At the show, it also showcased its next-generation product, Cym Seat, which uses a metal arm to hold a stick of paper under a person while they pee. When done, he slides the strip past an optical scanner, and after a minute the results are pushed to your phone. But this device, which is expected to launch by the end of 2023 and cost around $1,000, automates the existing process rather than adding anything new.

Image of Vivoo's toilet-mounted urinalysis device.

Daniel Cooper

similar, Vivoo, which also features a reaction – a paper stick that can be analyzed by a smartphone app, builds its own toilet-mounted hardware, which pushes a pee stick into the toilet bowl, then pulls it out once it collected a urine sample. An optical scanner then reads the reaction squares before depositing the stick in a collection bin for later disposal.

Image of Olive's urinalysis toilet

Daniel Cooper

Complete the group is olive, which takes a radically different path. The device harnesses spectroscopy rather than reaction paper, with hardware that sits under your toilet seat and a bank of LEDs flashing to rear-mounted photodiodes.
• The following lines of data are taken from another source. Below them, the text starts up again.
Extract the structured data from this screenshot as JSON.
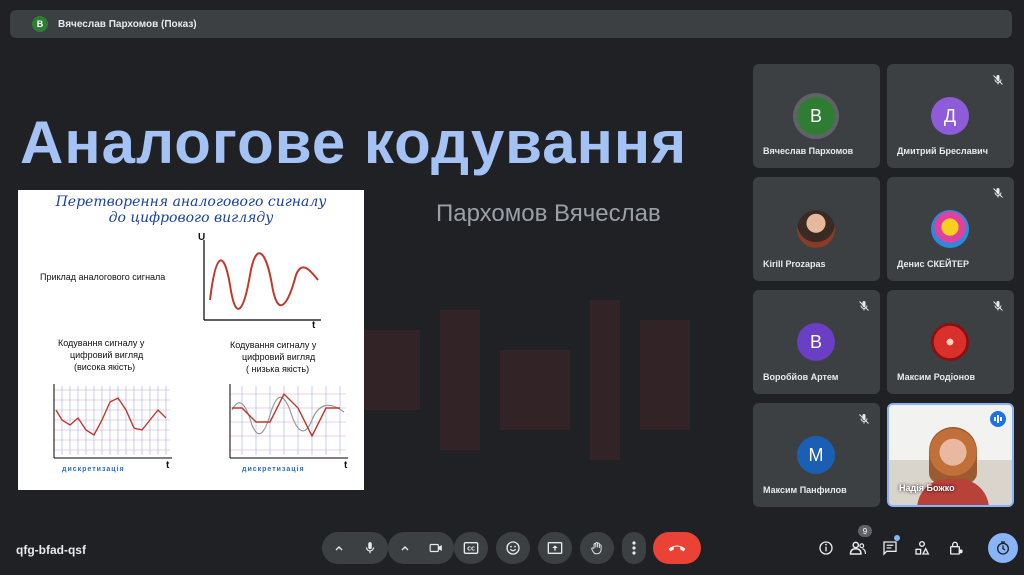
{
  "top": {
    "avatar_letter": "В",
    "title": "Вячеслав Пархомов (Показ)"
  },
  "slide": {
    "title": "Аналогове кодування",
    "author": "Пархомов Вячеслав",
    "image": {
      "heading_line1": "Перетворення аналогового сигналу",
      "heading_line2": "до цифрового вигляду",
      "example_label": "Приклад аналогового сигнала",
      "axis_u": "U",
      "axis_t": "t",
      "high_label_1": "Кодування сигналу у",
      "high_label_2": "цифровий вигляд",
      "high_label_3": "(висока якість)",
      "low_label_1": "Кодування сигналу у",
      "low_label_2": "цифровий вигляд",
      "low_label_3": "( низька якість)",
      "disc_label": "дискретизація"
    }
  },
  "participants": [
    {
      "name": "Вячеслав Пархомов",
      "letter": "В",
      "color": "#2e7d32",
      "muted": false,
      "ring": true
    },
    {
      "name": "Дмитрий Бреславич",
      "letter": "Д",
      "color": "#8e5cd9",
      "muted": true
    },
    {
      "name": "Kirill Prozapas",
      "letter": "",
      "color": "#7a5a4a",
      "muted": false,
      "photo": true
    },
    {
      "name": "Денис СКЕЙТЕР",
      "letter": "",
      "color": "#e040a0",
      "muted": true,
      "photo": true
    },
    {
      "name": "Воробйов Артем",
      "letter": "В",
      "color": "#6a3fc4",
      "muted": true
    },
    {
      "name": "Максим Родіонов",
      "letter": "",
      "color": "#d9302b",
      "muted": true,
      "photo": true
    },
    {
      "name": "Максим Панфилов",
      "letter": "М",
      "color": "#1a5fb4",
      "muted": true
    },
    {
      "name": "Надія Божко",
      "letter": "",
      "color": "#c85",
      "muted": false,
      "speaking": true
    }
  ],
  "meeting": {
    "code": "qfg-bfad-qsf",
    "people_count": "9"
  },
  "icons": [
    "mic-icon",
    "camera-icon",
    "captions-icon",
    "emoji-icon",
    "present-icon",
    "hand-icon",
    "more-icon",
    "end-call-icon",
    "info-icon",
    "people-icon",
    "chat-icon",
    "activities-icon",
    "host-controls-icon",
    "timer-icon"
  ]
}
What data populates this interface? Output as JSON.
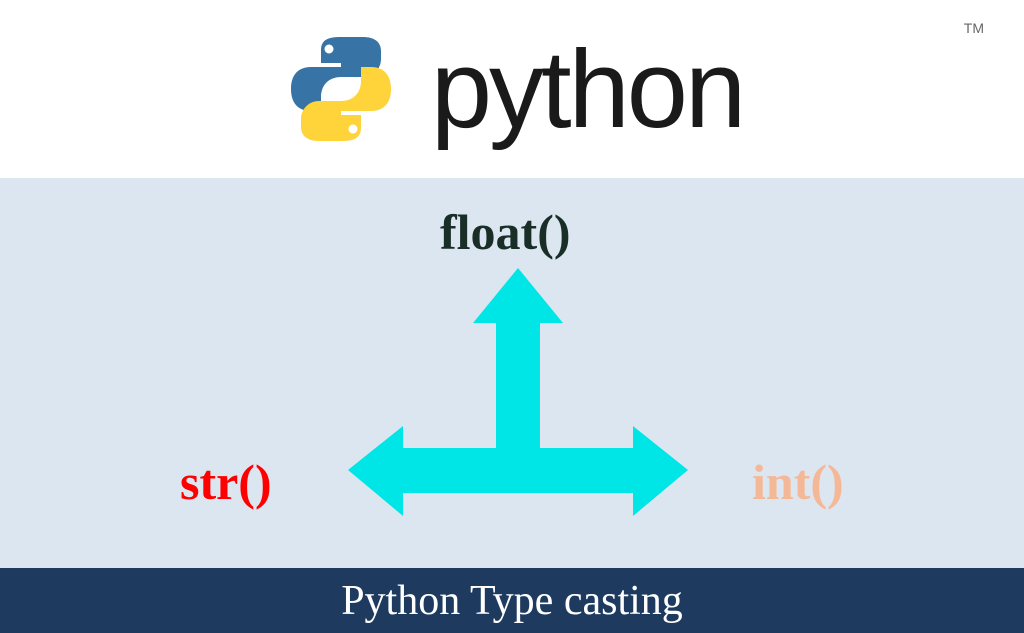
{
  "header": {
    "title": "python",
    "trademark": "TM"
  },
  "diagram": {
    "functions": {
      "top": "float()",
      "left": "str()",
      "right": "int()"
    },
    "colors": {
      "arrow": "#00e5e5",
      "float_label": "#1a2e28",
      "str_label": "#ff0000",
      "int_label": "#f5b896",
      "background": "#dce6f0",
      "footer_bg": "#1e3a5f"
    }
  },
  "footer": {
    "title": "Python Type casting"
  }
}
The potential of such technology is far greater than that of test paper, and there are studies who reported being able to identify the infection with it.

Olive is currently used in many places in the Netherlands, including an assisted living facility. Co-founder Corey Katz told Engadget that one of the most surprising uses of the technology was for staff to keep accurate records of patients’ bathroom visits. Katz added that work is currently underway to find a way to measure protein levels in urine to identify cases of preeclampsia.

The company says there are a large number of conditions that spectroscopy could be used to test for. This includes hydration and ketosis through to stress, creatinine levels, and electrolyte balances. The hope is that a final version of the hardware will be ready to go by the end of 2023, although it will only be sold to business customers.

There are issues, especially around data security, especially for menstrual cycle tracking in countries like the United States. Companies that may expose fertility data will need to be aware of the legal context currently in place following theDeer.

If Dr. De has one final concern, it’s the concern that these home devices encourage patients to take charge of medical affairs without the supervision of a doctor. “Whether [urine analysis systems] directing you to take supplements that compromise pre-existing medical conditions,” for example, “then that could be quite dangerous.”

Of course, there are other things independent experts (and journalists) will need to test when these devices hit the real world. Dr. Bowden expressed concern that urinalysis tests can be “affected by a number of external factors”, which clinical settings strive to control. Will these devices be accurate enough for the jobs they were purchased for? And will the conclusions they provide be valid? There’s a lot to be done before these products become ubiquitous in bathrooms around the world.